I don't know whether any of this is of interest to you or not.
If it is, let me know if you want any more info.
Comment 26 Daniel Drake (RETIRED) gentoo-dev 2009-01-15 18:16:06 UTC
(In reply to comment #25)
> I have also had problems with  nv_sata and the 2.6.26 and 2.6.27 kernels
> (see my report in http://forums.gentoo.org/viewtopic-t-727145-highlight-.html)
> I don't know if my report is related to your bug or not. In summary:

Then please file a new bug. It is very frustrating to deal with 2 problems on 1 bug, so please help us avoid the potential frustration if you are in doubt! :)
Comment 27 Andrew 2009-01-15 19:23:53 UTC
(In reply to comment #26)
> (In reply to comment #25)
> > I have also had problems with  nv_sata and the 2.6.26 and 2.6.27 kernels
> > (see my report in http://forums.gentoo.org/viewtopic-t-727145-highlight-.html)
> > I don't know if my report is related to your bug or not. In summary:
> 
> Then please file a new bug. It is very frustrating to deal with 2 problems on 1
> bug, so please help us avoid the potential frustration if you are in doubt! :)
> 
Please ignore my comment 25.
Thanks for explaining this too me and sorry to have bothered you. I thought (mistakenly) that the additional info might be helpful to you.  Actually I don't view that I have a problem as I have configured a 2.7.27 kernel that works just fine, even though I can't use make oldconfig to configure it.
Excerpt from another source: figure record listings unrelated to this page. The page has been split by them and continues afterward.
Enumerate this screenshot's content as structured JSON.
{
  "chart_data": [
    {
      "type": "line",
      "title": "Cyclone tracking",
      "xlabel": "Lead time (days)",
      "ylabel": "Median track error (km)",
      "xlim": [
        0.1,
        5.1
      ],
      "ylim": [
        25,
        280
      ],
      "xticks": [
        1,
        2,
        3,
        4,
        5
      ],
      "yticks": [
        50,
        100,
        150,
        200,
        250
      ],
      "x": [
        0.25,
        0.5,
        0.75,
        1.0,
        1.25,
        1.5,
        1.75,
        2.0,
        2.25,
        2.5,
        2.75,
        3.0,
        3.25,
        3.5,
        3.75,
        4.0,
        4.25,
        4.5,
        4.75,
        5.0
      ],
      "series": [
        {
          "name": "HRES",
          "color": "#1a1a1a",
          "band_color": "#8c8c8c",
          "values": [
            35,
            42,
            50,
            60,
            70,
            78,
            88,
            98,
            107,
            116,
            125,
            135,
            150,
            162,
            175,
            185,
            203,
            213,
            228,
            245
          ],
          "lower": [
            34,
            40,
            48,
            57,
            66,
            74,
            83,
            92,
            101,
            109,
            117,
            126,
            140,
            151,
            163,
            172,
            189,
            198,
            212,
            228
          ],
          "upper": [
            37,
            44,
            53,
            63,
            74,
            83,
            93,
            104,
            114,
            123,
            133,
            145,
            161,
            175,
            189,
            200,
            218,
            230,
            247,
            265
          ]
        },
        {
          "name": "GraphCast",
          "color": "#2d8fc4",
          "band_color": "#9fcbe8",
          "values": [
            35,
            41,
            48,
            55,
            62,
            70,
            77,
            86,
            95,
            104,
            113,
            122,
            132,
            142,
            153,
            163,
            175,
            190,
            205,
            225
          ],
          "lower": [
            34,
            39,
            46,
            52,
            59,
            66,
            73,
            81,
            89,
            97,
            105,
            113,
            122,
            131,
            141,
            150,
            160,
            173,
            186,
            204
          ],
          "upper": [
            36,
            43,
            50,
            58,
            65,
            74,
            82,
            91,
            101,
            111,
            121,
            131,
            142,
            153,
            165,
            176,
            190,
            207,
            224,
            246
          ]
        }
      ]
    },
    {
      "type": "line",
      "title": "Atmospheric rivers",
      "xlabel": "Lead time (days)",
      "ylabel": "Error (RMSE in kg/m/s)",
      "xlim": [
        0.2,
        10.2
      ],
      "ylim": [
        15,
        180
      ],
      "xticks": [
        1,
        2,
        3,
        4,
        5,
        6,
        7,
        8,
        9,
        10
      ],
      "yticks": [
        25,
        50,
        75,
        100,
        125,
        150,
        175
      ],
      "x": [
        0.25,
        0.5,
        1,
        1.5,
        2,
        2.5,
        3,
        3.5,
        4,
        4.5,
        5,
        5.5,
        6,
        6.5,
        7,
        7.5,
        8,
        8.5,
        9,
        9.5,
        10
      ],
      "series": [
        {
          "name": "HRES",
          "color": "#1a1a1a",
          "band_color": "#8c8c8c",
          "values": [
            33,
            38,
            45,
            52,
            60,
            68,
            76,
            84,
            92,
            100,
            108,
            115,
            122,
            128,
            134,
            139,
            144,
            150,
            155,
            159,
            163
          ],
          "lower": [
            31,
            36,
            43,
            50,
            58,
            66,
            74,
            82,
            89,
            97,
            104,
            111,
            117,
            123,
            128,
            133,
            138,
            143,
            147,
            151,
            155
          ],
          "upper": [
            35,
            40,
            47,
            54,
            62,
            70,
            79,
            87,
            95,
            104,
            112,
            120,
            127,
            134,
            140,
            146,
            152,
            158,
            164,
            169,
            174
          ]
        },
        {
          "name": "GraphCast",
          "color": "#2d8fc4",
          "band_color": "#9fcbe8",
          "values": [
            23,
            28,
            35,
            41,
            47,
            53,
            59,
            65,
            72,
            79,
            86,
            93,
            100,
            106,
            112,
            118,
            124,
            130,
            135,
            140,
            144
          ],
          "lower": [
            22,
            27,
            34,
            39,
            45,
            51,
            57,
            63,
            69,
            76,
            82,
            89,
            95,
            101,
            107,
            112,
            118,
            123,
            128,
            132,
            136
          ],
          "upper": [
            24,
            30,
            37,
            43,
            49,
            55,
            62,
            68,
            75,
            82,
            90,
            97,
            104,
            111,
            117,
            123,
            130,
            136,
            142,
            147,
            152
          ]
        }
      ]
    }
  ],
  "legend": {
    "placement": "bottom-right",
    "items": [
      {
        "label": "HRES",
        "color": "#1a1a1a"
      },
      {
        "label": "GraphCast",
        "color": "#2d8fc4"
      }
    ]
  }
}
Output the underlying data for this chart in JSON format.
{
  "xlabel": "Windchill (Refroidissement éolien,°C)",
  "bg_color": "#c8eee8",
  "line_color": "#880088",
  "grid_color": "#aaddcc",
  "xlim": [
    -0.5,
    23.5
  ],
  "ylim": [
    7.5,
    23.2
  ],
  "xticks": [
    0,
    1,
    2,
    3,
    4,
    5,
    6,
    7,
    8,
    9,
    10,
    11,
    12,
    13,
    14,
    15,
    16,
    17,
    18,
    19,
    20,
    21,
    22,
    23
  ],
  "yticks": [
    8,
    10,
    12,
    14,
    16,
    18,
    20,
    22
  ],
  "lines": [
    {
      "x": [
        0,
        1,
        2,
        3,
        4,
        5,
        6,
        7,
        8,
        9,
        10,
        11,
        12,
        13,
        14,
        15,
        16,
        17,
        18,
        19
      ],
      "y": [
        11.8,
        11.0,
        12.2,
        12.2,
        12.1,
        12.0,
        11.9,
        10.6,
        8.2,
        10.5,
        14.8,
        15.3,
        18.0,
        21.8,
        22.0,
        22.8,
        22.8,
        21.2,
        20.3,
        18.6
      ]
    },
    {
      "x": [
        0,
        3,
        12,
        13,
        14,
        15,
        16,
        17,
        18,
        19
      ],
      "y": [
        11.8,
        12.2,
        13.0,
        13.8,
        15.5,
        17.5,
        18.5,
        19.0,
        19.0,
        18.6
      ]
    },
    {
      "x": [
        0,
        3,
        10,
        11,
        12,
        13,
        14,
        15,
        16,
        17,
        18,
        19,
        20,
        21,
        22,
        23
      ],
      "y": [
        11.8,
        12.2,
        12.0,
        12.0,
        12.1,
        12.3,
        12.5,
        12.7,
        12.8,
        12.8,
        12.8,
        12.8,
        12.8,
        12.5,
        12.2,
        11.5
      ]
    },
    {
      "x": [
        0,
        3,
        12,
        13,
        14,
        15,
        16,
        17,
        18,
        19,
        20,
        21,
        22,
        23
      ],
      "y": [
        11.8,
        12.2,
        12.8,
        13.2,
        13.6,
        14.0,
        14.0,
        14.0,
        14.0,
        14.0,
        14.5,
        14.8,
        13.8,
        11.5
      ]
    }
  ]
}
I won't be filing a new bug as from my perspective everything is now fine.
Comment 28 M Baker 2009-02-14 13:25:30 UTC
I have tried this again with 2.6.29-rc4.  It doesn't matter if SMP or high mem is turned on or off, it still hangs.  

I think the SMP/high mem thing is a red herring and I didn't test it right the first time around.
Comment 29 M Baker 2009-04-09 02:04:53 UTC
Tried again with 2.6.29-gentoo-r1 and it failed.  I then pulled the plugs on both hard-drives and switched to different SATA ports on motherboard....now it works fine.  They were previously on ports 0 and 1, now on like 6 and 7.

This bug can be closed since this is no longer a problem for me.  I will reopen if it starts failing again.